Here are the latest money market interest rates of the banks that I've been tracking on my blog. Note that these rates are sorted by APY, and represent institutions that I have accounts at, or have otherwise mentioned in my blog:

0.85% American Express High Yield Savings
0.84% Ally Bank Online Savings
0.80% Discover Bank Online Savings
0.80% ING Direct Orange Savings
0.80% HSBC Advance Online Savings
0.70% Urban Partnership Bank Online Savings
0.65% FNBO Direct Online Savings
0.25% Western FCU Money Market
0.15% Chase Plus Savings
0.10% Citibank Savings Plus
0.10% Travis CU Flexible Money Market
0.06% Patelco CU Money Market Account
0.05% E*TRADE Complete Savings

In some cases, MMA interest rates are tiered. If this is the case, I usually report the interest rate at the $10,000 tier in these updates.

Rates are believed to be accurate as of 6/12/12. I did not include banks that had special, or introductory rates in the list because they are not ongoing interest rates. I am also not including non-liquid accounts such as CD's in the list. I have included a few credit unions in the list so that readers have a comparison point with banks.

At the top of the list is now American Express High Yield, which has beat out Ally Bank Online Savings by only 0.01%. Rounding out the bottom of this list are two credit unions, Travis CU, and Patelco CU. I've questioned the motives of those who have encouraged others to transfer their money from banks to credit unions during Bank Transfer Day. The credit unions on my list are on par with Citibank, which is really the bottom of the heap, as far as banks are concerned.

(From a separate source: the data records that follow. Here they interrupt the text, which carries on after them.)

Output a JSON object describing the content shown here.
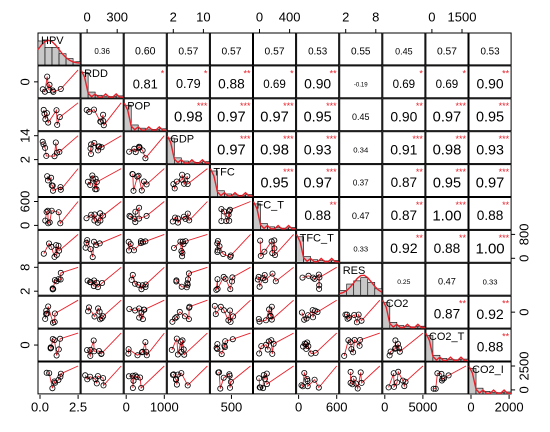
{
  "chart_data": {
    "type": "scatter",
    "variables": [
      "HPV",
      "RDD",
      "POP",
      "GDP",
      "TFC",
      "FC_T",
      "TFC_T",
      "RES",
      "CO2",
      "CO2_T",
      "CO2_I"
    ],
    "correlations": [
      [
        null,
        0.36,
        0.6,
        0.57,
        0.57,
        0.57,
        0.53,
        0.55,
        0.45,
        0.57,
        0.53
      ],
      [
        null,
        null,
        0.81,
        0.79,
        0.88,
        0.69,
        0.9,
        -0.19,
        0.69,
        0.69,
        0.9
      ],
      [
        null,
        null,
        null,
        0.98,
        0.97,
        0.97,
        0.95,
        0.45,
        0.9,
        0.97,
        0.95
      ],
      [
        null,
        null,
        null,
        null,
        0.97,
        0.98,
        0.93,
        0.34,
        0.91,
        0.98,
        0.93
      ],
      [
        null,
        null,
        null,
        null,
        null,
        0.95,
        0.97,
        0.37,
        0.87,
        0.95,
        0.97
      ],
      [
        null,
        null,
        null,
        null,
        null,
        null,
        0.88,
        0.47,
        0.87,
        1.0,
        0.88
      ],
      [
        null,
        null,
        null,
        null,
        null,
        null,
        null,
        0.33,
        0.92,
        0.88,
        1.0
      ],
      [
        null,
        null,
        null,
        null,
        null,
        null,
        null,
        null,
        0.25,
        0.47,
        0.33
      ],
      [
        null,
        null,
        null,
        null,
        null,
        null,
        null,
        null,
        null,
        0.87,
        0.92
      ],
      [
        null,
        null,
        null,
        null,
        null,
        null,
        null,
        null,
        null,
        null,
        0.88
      ],
      [
        null,
        null,
        null,
        null,
        null,
        null,
        null,
        null,
        null,
        null,
        null
      ]
    ],
    "correlation_labels": [
      [
        null,
        "0.36",
        "0.60",
        "0.57",
        "0.57",
        "0.57",
        "0.53",
        "0.55",
        "0.45",
        "0.57",
        "0.53"
      ],
      [
        null,
        null,
        "0.81",
        "0.79",
        "0.88",
        "0.69",
        "0.90",
        "-0.19",
        "0.69",
        "0.69",
        "0.90"
      ],
      [
        null,
        null,
        null,
        "0.98",
        "0.97",
        "0.97",
        "0.95",
        "0.45",
        "0.90",
        "0.97",
        "0.95"
      ],
      [
        null,
        null,
        null,
        null,
        "0.97",
        "0.98",
        "0.93",
        "0.34",
        "0.91",
        "0.98",
        "0.93"
      ],
      [
        null,
        null,
        null,
        null,
        null,
        "0.95",
        "0.97",
        "0.37",
        "0.87",
        "0.95",
        "0.97"
      ],
      [
        null,
        null,
        null,
        null,
        null,
        null,
        "0.88",
        "0.47",
        "0.87",
        "1.00",
        "0.88"
      ],
      [
        null,
        null,
        null,
        null,
        null,
        null,
        null,
        "0.33",
        "0.92",
        "0.88",
        "1.00"
      ],
      [
        null,
        null,
        null,
        null,
        null,
        null,
        null,
        null,
        "0.25",
        "0.47",
        "0.33"
      ],
      [
        null,
        null,
        null,
        null,
        null,
        null,
        null,
        null,
        null,
        "0.87",
        "0.92"
      ],
      [
        null,
        null,
        null,
        null,
        null,
        null,
        null,
        null,
        null,
        null,
        "0.88"
      ],
      [
        null,
        null,
        null,
        null,
        null,
        null,
        null,
        null,
        null,
        null,
        null
      ]
    ],
    "significance": [
      [
        null,
        "",
        "",
        "",
        "",
        "",
        "",
        "",
        "",
        "",
        ""
      ],
      [
        null,
        null,
        "*",
        "*",
        "**",
        "*",
        "**",
        "",
        "*",
        "*",
        "**"
      ],
      [
        null,
        null,
        null,
        "***",
        "***",
        "***",
        "***",
        "",
        "**",
        "***",
        "***"
      ],
      [
        null,
        null,
        null,
        null,
        "***",
        "***",
        "***",
        "",
        "***",
        "***",
        "***"
      ],
      [
        null,
        null,
        null,
        null,
        null,
        "***",
        "***",
        "",
        "**",
        "***",
        "***"
      ],
      [
        null,
        null,
        null,
        null,
        null,
        null,
        "**",
        "",
        "**",
        "***",
        "**"
      ],
      [
        null,
        null,
        null,
        null,
        null,
        null,
        null,
        "",
        "**",
        "**",
        "***"
      ],
      [
        null,
        null,
        null,
        null,
        null,
        null,
        null,
        null,
        "",
        "",
        ""
      ],
      [
        null,
        null,
        null,
        null,
        null,
        null,
        null,
        null,
        null,
        "**",
        "**"
      ],
      [
        null,
        null,
        null,
        null,
        null,
        null,
        null,
        null,
        null,
        null,
        "**"
      ],
      [
        null,
        null,
        null,
        null,
        null,
        null,
        null,
        null,
        null,
        null,
        null
      ]
    ],
    "top_axis": [
      {
        "column": 1,
        "ticks": [
          "0",
          "300"
        ]
      },
      {
        "column": 3,
        "ticks": [
          "2",
          "10"
        ]
      },
      {
        "column": 5,
        "ticks": [
          "0",
          "400"
        ]
      },
      {
        "column": 7,
        "ticks": [
          "2",
          "8"
        ]
      },
      {
        "column": 9,
        "ticks": [
          "0",
          "1500"
        ]
      }
    ],
    "bottom_axis": [
      {
        "column": 0,
        "ticks": [
          "0.0",
          "2.5"
        ]
      },
      {
        "column": 2,
        "ticks": [
          "0",
          "1000"
        ]
      },
      {
        "column": 4,
        "ticks": [
          "500"
        ]
      },
      {
        "column": 6,
        "ticks": [
          "0",
          "600"
        ]
      },
      {
        "column": 8,
        "ticks": [
          "0",
          "5000"
        ]
      },
      {
        "column": 10,
        "ticks": [
          "0",
          "2000"
        ]
      }
    ],
    "left_axis": [
      {
        "row": 1,
        "ticks": [
          "0"
        ]
      },
      {
        "row": 3,
        "ticks": [
          "2",
          "14"
        ]
      },
      {
        "row": 5,
        "ticks": [
          "0",
          "600"
        ]
      },
      {
        "row": 7,
        "ticks": [
          "2",
          "8"
        ]
      },
      {
        "row": 9,
        "ticks": [
          "0"
        ]
      }
    ],
    "right_axis": [
      {
        "row": 6,
        "ticks": [
          "0",
          "800"
        ]
      },
      {
        "row": 8,
        "ticks": [
          "0"
        ]
      },
      {
        "row": 10,
        "ticks": [
          "0",
          "2500"
        ]
      }
    ],
    "point_color": "#000000",
    "fit_color": "#e8202a",
    "histogram_color": "#c8c8c8",
    "density_color": "#e8202a",
    "star_color": "#e8202a"
  }
}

While it seems that interest rates are still continuing to trend downward, all of the these interest rates have stayed the same since last month. I think that it is a good time for people to consider moving their money around if they are not happy with their current banking institution. But, based on this analysis, I won't be transferring my funds to a credit union.

So, that is the latest list of money market rates. Please let me know if you know of any higher interest rates.